From hypertension to painful joints, there are lots of good reasons to lose weight. And according to recent research published in Cell Reports, an open-access life sciences journal (Cell Press), losing weight not only has the power to put type 2 diabetes in remission, but also can alter gene expression for improvement in metabolism.

The study looked at patients who underwent gastric bypass surgery for weight loss. The reasons for a decrease in type 2 diabetes, report researchers, are unclear, but they have successfully made a connection between DNA chemical markings and weight loss.

"We provide evidence that in severely obese people, the levels of specific genes that control how fat is burned and stored in the body are changed to reflect poor metabolic health," senior author Professor Juleen Zierath, of the Karolinska Institutet, in Stockholm, Sweden, told Cell Press. "After surgery, the levels of these genes are restored to a healthy state, which mirrors weight loss and coincides with overall improvement in metabolism."

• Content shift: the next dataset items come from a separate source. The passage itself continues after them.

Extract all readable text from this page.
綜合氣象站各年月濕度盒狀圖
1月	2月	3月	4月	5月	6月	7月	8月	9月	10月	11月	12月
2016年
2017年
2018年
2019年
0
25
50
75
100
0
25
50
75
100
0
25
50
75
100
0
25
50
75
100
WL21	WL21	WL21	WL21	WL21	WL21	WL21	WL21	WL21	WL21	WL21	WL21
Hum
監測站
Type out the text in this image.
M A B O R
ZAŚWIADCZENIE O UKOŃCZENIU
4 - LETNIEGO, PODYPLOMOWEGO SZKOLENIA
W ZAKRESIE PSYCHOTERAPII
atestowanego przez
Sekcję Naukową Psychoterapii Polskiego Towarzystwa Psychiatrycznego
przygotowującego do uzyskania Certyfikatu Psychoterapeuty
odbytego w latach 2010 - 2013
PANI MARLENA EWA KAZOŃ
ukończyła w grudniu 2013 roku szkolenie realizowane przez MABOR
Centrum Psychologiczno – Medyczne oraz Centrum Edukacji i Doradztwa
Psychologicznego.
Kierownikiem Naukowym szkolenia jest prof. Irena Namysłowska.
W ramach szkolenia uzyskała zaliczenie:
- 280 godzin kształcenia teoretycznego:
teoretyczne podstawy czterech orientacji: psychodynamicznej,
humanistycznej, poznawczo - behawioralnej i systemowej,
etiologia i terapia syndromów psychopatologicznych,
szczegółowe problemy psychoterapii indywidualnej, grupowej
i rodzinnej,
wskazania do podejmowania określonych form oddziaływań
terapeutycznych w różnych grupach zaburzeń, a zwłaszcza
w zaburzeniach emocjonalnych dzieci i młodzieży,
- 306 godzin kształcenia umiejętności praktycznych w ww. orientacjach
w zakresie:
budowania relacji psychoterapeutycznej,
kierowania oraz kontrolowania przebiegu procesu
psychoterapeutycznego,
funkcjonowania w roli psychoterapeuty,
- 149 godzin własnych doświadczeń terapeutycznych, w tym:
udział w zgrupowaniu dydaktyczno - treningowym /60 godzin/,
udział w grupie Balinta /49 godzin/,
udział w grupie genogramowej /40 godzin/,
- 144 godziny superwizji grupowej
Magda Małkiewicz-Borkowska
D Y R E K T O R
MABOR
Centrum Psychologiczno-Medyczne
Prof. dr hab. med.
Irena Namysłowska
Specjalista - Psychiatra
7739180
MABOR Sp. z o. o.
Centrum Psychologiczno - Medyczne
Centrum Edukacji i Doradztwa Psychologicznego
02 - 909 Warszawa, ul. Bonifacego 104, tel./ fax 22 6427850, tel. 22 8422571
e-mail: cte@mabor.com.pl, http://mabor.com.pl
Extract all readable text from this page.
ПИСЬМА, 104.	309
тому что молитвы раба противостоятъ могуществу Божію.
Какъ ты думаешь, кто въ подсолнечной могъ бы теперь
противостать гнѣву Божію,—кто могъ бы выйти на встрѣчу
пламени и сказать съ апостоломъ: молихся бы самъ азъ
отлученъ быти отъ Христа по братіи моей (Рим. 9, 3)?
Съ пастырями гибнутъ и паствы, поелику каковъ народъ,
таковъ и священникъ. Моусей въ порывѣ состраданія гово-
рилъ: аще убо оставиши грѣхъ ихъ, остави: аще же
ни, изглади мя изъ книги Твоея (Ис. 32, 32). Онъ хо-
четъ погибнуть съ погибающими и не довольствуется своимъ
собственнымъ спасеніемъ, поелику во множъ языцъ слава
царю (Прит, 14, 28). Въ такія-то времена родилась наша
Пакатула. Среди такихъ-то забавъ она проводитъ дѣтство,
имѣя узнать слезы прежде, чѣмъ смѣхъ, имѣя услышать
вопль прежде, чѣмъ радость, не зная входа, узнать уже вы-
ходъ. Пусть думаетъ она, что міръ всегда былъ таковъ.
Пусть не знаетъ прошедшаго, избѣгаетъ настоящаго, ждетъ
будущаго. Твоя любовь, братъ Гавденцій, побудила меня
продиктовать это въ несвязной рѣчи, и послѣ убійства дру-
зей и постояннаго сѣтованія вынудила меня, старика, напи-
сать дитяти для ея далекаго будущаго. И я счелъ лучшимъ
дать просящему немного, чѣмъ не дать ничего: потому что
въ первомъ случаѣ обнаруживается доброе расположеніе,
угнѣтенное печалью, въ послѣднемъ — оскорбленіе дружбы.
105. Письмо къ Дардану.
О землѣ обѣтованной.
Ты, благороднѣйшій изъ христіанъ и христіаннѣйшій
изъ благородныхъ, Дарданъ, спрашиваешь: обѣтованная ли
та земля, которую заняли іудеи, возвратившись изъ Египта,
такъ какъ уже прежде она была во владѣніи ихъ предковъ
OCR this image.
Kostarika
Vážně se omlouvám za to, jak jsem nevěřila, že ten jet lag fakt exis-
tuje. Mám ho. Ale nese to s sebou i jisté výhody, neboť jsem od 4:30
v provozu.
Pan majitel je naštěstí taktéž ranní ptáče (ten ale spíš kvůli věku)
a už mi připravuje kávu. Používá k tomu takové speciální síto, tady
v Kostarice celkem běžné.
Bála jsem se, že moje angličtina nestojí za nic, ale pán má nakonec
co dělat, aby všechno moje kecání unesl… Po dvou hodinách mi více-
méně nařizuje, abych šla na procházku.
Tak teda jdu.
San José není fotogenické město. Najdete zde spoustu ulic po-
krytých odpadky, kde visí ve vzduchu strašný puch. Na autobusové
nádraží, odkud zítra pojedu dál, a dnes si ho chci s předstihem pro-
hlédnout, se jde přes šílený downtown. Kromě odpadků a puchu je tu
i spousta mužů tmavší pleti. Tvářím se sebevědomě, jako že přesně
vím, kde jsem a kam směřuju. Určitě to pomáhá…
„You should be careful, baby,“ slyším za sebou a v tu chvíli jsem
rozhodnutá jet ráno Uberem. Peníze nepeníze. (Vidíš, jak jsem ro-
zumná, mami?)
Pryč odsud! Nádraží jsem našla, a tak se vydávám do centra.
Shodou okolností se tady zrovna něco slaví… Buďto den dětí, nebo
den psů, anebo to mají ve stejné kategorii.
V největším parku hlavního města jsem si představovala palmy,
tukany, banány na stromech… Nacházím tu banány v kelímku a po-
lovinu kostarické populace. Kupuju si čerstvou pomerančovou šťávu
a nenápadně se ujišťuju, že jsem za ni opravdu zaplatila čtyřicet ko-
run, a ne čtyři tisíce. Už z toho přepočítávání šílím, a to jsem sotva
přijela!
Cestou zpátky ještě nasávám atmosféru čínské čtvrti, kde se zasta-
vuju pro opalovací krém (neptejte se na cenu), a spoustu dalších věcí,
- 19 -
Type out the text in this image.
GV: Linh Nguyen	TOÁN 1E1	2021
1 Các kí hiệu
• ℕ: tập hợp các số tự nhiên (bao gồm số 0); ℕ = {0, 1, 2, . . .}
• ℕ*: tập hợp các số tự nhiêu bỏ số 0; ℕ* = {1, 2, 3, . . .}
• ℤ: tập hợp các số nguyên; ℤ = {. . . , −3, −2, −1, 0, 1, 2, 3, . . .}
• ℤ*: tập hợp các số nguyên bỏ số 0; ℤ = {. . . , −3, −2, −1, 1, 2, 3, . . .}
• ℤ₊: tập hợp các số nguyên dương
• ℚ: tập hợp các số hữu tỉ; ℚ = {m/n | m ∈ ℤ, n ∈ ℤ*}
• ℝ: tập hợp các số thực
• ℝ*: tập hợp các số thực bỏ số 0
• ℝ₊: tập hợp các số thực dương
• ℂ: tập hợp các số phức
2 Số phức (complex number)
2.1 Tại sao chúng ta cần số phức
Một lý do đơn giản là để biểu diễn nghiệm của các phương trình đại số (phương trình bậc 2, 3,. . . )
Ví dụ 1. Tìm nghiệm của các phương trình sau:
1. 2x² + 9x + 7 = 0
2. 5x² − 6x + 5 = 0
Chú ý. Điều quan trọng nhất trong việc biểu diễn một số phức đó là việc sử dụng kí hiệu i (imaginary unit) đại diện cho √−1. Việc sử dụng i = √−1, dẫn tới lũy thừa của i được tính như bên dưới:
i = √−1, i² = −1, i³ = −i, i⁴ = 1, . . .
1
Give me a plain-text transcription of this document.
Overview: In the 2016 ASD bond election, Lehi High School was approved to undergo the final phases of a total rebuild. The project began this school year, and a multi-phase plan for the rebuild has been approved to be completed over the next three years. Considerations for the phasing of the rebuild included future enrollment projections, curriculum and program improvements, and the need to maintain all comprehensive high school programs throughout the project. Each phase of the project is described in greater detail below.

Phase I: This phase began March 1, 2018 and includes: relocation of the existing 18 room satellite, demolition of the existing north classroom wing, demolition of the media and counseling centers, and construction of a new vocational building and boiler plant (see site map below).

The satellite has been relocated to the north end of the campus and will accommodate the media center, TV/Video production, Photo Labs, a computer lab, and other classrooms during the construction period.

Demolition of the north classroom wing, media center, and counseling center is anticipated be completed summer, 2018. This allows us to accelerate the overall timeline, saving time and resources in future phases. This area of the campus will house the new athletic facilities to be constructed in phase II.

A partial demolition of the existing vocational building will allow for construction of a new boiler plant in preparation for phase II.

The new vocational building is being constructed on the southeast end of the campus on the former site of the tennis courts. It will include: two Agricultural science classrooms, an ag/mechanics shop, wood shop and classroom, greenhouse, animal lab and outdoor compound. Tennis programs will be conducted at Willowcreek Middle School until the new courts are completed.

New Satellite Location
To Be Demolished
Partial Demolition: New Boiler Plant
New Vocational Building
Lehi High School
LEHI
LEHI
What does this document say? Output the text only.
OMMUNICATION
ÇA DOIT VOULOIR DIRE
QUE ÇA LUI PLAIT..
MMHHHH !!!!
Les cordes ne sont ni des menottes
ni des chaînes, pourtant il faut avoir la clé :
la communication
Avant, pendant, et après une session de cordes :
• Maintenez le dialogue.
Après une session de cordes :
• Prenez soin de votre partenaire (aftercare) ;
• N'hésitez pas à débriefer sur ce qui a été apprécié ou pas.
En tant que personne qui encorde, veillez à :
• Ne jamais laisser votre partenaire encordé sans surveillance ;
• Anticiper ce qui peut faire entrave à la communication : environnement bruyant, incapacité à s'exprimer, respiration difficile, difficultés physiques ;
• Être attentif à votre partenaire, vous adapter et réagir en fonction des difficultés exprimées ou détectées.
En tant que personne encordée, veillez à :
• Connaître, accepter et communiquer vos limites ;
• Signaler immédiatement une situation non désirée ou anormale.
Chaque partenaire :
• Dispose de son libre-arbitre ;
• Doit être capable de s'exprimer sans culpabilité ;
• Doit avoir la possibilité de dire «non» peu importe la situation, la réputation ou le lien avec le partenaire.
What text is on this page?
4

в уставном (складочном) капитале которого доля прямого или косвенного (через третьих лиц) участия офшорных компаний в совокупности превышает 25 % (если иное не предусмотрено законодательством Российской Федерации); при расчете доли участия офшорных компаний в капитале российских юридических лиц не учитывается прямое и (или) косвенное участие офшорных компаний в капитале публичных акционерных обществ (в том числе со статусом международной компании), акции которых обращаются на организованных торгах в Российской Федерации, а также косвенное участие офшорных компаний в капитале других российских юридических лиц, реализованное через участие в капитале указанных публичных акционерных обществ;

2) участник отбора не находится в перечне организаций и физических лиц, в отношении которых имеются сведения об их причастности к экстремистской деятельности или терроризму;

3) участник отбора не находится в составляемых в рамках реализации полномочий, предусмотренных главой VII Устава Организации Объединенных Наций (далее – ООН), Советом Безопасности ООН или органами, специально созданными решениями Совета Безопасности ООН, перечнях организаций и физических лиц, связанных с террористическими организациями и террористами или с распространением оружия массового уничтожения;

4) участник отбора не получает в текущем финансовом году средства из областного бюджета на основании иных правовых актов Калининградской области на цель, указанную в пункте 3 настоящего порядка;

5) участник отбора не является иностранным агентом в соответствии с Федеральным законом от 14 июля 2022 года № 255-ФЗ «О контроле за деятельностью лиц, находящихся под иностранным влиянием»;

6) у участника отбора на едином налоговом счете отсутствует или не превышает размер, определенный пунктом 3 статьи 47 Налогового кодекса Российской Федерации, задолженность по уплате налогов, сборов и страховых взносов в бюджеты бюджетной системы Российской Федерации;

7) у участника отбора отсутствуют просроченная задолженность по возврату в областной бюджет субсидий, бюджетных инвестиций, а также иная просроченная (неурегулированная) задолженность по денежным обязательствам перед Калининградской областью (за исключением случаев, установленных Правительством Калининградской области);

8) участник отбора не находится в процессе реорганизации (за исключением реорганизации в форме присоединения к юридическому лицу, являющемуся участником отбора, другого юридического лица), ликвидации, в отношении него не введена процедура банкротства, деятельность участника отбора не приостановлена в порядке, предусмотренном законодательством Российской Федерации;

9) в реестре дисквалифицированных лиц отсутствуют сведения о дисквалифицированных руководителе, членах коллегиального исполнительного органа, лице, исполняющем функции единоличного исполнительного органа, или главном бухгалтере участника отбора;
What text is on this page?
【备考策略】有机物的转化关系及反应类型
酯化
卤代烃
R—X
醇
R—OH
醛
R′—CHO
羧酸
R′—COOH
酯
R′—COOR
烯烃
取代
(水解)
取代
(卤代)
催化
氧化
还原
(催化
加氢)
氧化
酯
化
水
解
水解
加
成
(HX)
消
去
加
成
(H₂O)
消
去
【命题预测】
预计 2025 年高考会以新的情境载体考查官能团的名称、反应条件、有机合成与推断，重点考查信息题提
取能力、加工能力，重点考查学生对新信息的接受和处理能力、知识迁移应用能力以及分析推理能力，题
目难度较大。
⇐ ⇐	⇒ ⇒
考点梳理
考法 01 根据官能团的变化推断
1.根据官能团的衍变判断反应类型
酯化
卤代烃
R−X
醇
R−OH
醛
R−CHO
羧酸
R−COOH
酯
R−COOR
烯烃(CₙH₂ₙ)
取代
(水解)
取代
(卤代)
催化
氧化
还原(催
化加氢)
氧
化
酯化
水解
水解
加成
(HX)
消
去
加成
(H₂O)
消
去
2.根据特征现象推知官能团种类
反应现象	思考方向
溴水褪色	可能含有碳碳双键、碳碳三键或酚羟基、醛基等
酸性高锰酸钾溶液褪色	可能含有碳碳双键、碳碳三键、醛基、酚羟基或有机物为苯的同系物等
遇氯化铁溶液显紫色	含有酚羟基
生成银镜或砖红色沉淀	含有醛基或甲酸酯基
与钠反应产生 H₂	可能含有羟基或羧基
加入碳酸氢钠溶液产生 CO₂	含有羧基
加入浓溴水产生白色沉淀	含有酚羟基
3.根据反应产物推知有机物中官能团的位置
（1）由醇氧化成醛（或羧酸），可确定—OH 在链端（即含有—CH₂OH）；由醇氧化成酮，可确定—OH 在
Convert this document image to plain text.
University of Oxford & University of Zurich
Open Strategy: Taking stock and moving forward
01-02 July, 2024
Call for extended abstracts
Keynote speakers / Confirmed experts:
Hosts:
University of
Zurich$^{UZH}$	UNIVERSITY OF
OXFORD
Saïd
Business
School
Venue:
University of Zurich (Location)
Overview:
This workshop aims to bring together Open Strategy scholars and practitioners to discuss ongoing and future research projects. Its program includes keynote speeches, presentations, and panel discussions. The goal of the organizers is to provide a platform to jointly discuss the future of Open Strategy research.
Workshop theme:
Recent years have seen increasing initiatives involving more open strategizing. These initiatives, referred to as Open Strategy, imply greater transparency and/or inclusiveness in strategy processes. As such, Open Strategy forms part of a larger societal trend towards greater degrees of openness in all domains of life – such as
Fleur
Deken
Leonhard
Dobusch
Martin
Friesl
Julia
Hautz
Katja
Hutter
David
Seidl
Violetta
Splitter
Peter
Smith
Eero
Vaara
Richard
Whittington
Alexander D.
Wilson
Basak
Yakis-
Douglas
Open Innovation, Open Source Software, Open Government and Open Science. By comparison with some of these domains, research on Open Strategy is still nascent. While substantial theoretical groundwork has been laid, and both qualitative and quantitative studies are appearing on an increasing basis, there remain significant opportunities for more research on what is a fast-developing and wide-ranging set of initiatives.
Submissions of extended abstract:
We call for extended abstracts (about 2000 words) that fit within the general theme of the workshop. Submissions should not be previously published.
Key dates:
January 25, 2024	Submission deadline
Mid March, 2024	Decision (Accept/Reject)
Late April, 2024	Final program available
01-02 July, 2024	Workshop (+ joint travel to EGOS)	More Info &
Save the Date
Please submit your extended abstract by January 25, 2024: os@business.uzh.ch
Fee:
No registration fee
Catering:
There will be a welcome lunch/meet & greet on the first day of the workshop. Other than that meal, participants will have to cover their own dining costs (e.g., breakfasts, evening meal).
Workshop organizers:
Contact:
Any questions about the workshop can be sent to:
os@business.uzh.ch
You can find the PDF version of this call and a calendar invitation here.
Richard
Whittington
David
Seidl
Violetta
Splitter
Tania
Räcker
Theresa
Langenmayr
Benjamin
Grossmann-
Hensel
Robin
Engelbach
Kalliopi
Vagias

It’s the post-surgical weight loss itself that investigators found causes changes in DNA: PGC-1alpha and PDK4, two genes that control glucose and fat metabolism. Both of these were reset to function normally as an environmental response.

"The novelty of our work originates with the finding that DNA methylation is altered by weight loss," said first author Romain Barrès, of the University of Copenhagen, in Denmark.

This research has valuable implications for future scientifically designed weight loss solutions. More interestingly, however, is the possibility that weight loss, whether it’s by gastric bypass, liposuction or good old fashioned exercise, can reverse genetic correlations with obesity.